Some of the commands in this example will be unfamiliar: don't worry, the main point is not to understand the commands, but to get an overall sense of how R works. Nevertheless, if you do want to understand the commands fully, you will need to know about data frames (essentially, tables of data with named columns) and model formulae (essentially, a notation of the form
Input:a ~ b + c
, meaning a is predicted by b and c).plot(dist ~ speed, data=cars) #A common way of creating a specific plot is via a model formula
straight.line.model <- lm(dist~speed, data=cars) #This creates and stores a model ("lm" means "Linear Model").

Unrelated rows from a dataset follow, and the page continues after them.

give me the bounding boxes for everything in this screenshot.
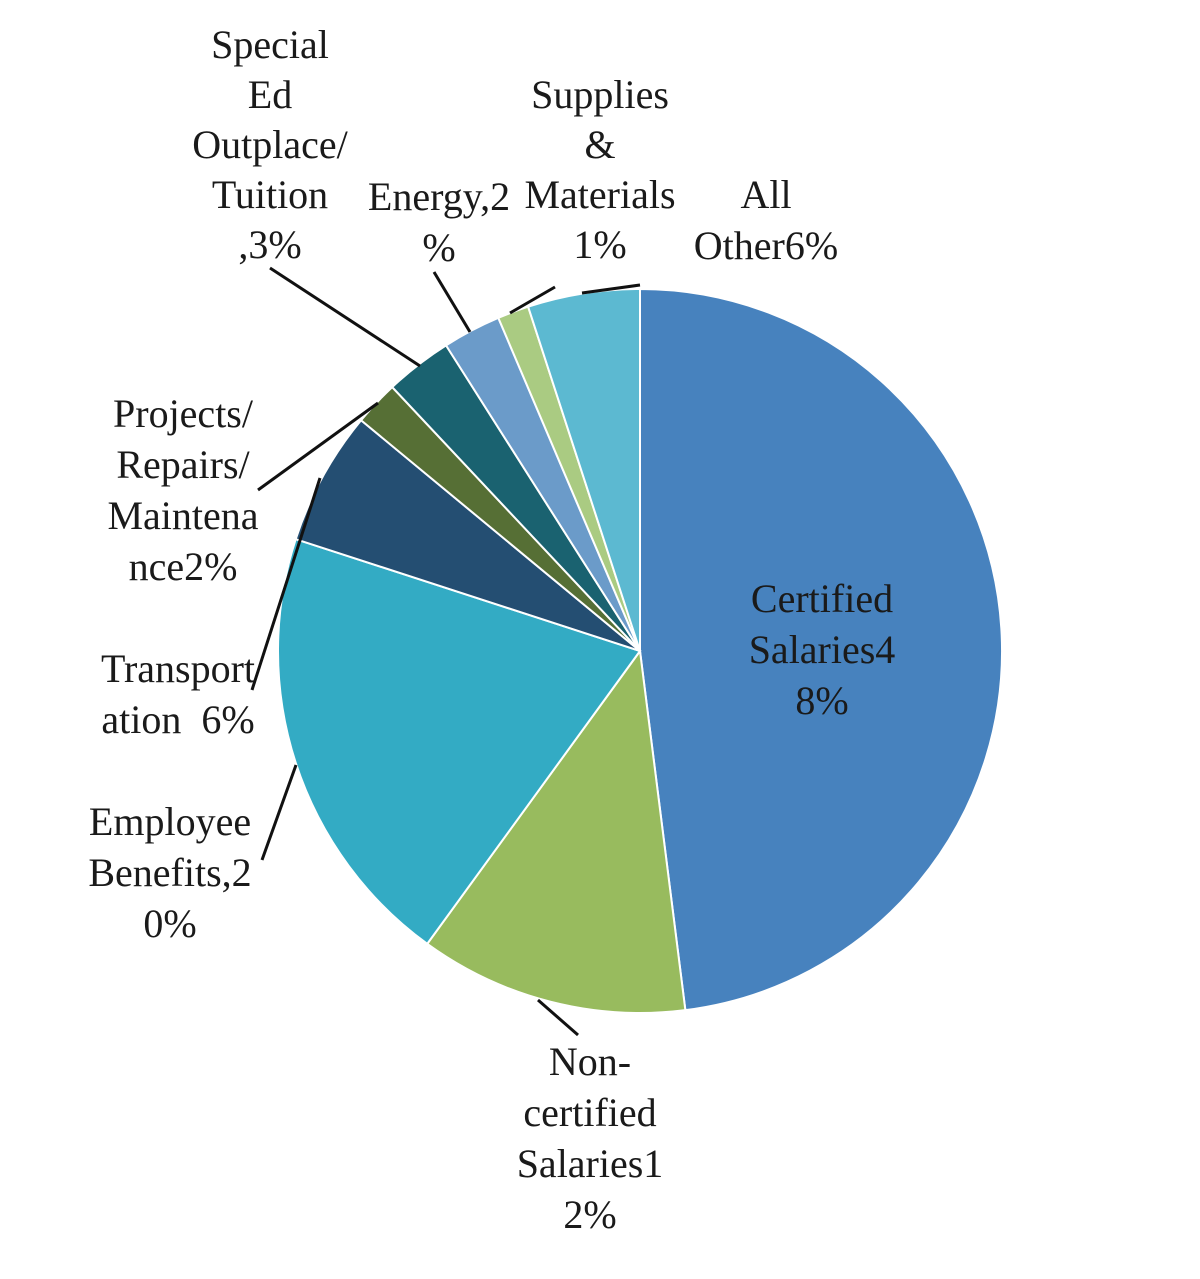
slice-label-line: 8% bbox=[795, 678, 848, 723]
slice-label-line: 0% bbox=[143, 901, 196, 946]
slice-label-line: Tuition bbox=[212, 172, 328, 217]
leader-line-projects bbox=[257, 401, 379, 492]
leader-line-benefits bbox=[260, 764, 298, 861]
slice-label-line: 2% bbox=[563, 1192, 616, 1237]
slice-label-line: Salaries1 bbox=[517, 1141, 664, 1186]
pie-slice-transportation bbox=[294, 418, 641, 652]
slice-label-line: 1% bbox=[573, 222, 626, 267]
slice-label-line: Salaries4 bbox=[749, 627, 896, 672]
slice-label-projects: Projects/Repairs/Maintena nce2% bbox=[107, 391, 258, 589]
slice-label-line: ation 6% bbox=[101, 697, 254, 742]
slice-label-line: Special bbox=[211, 22, 329, 67]
slice-label-line: Employee bbox=[89, 799, 251, 844]
slice-label-line: Maintena bbox=[107, 493, 258, 538]
slice-label-noncertified: Non-certified Salaries1 2% bbox=[517, 1039, 664, 1237]
slice-label-line: Repairs/ bbox=[116, 442, 250, 487]
slice-label-line: % bbox=[422, 225, 455, 270]
leader-line-supplies bbox=[509, 285, 556, 315]
slice-label-line: Projects/ bbox=[113, 391, 254, 436]
slice-label-line: & bbox=[584, 122, 615, 167]
leader-line-energy bbox=[432, 271, 472, 333]
slice-label-line: Outplace/ bbox=[192, 122, 348, 167]
slice-label-line: Transport bbox=[101, 646, 255, 691]
slice-label-line: Materials bbox=[524, 172, 675, 217]
slice-label-line: Non- bbox=[549, 1039, 631, 1084]
pie-slice-certified bbox=[639, 287, 1004, 1012]
leader-line-noncertified bbox=[537, 998, 579, 1037]
slice-label-supplies: Supplies & Materials 1% bbox=[524, 72, 675, 267]
slice-label-allother: All Other6% bbox=[694, 172, 838, 268]
slice-label-certified: Certified Salaries4 8% bbox=[749, 576, 896, 723]
slice-label-line: Supplies bbox=[531, 72, 669, 117]
slice-label-benefits: Employee Benefits,2 0% bbox=[88, 799, 251, 946]
slice-label-line: ,3% bbox=[238, 222, 301, 267]
slice-label-line: nce2% bbox=[129, 544, 238, 589]
slice-label-line: Ed bbox=[248, 72, 292, 117]
slice-label-energy: Energy,2% bbox=[368, 174, 510, 270]
leader-line-specialed bbox=[269, 266, 421, 368]
slice-label-line: certified bbox=[523, 1090, 656, 1135]
slice-label-line: Energy,2 bbox=[368, 174, 510, 219]
slice-label-line: Certified bbox=[751, 576, 893, 621]
slice-label-transportation: Transport ation 6% bbox=[101, 646, 255, 742]
leader-line-transportation bbox=[250, 477, 322, 691]
pie-slice-noncertified bbox=[425, 648, 687, 1015]
slice-label-specialed: Special Ed Outplace/Tuition ,3% bbox=[192, 22, 348, 267]
leader-line-allother bbox=[581, 283, 641, 295]
slice-label-line: Other6% bbox=[694, 223, 838, 268]
slice-label-line: All bbox=[740, 172, 791, 217]
slice-label-line: Benefits,2 bbox=[88, 850, 251, 895]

abline(straight.line.model, col="red") #"abline" will also plot a straight line from a model
straight.line.model #Show model predictions (estimated slope & intercept of the line)
> plot(dist ~ speed, data=cars) #A common way of creating a specific plot is via a model formula
> straight.line.model <- lm(dist~speed, data=cars) #This creates and stores a model ("lm" means "Linear Model").
> abline(straight.line.model, col="red") #"abline" will also plot a straight line from a model
> straight.line.model #Show model predictions (estimated slope & intercept of the line)
Call:
lm(formula = dist ~ speed, data = cars)
Coefficients:
(Intercept) speed
-17.579 3.932
Note that unlike the examples in the graphics topic, we have plotted the data by specifying a model formula, rather than just giving the name of the dataset. Although in this case the resulting plot is the same as seen with
plot(cars)
, the formula interface makes it clearer what is being plotted.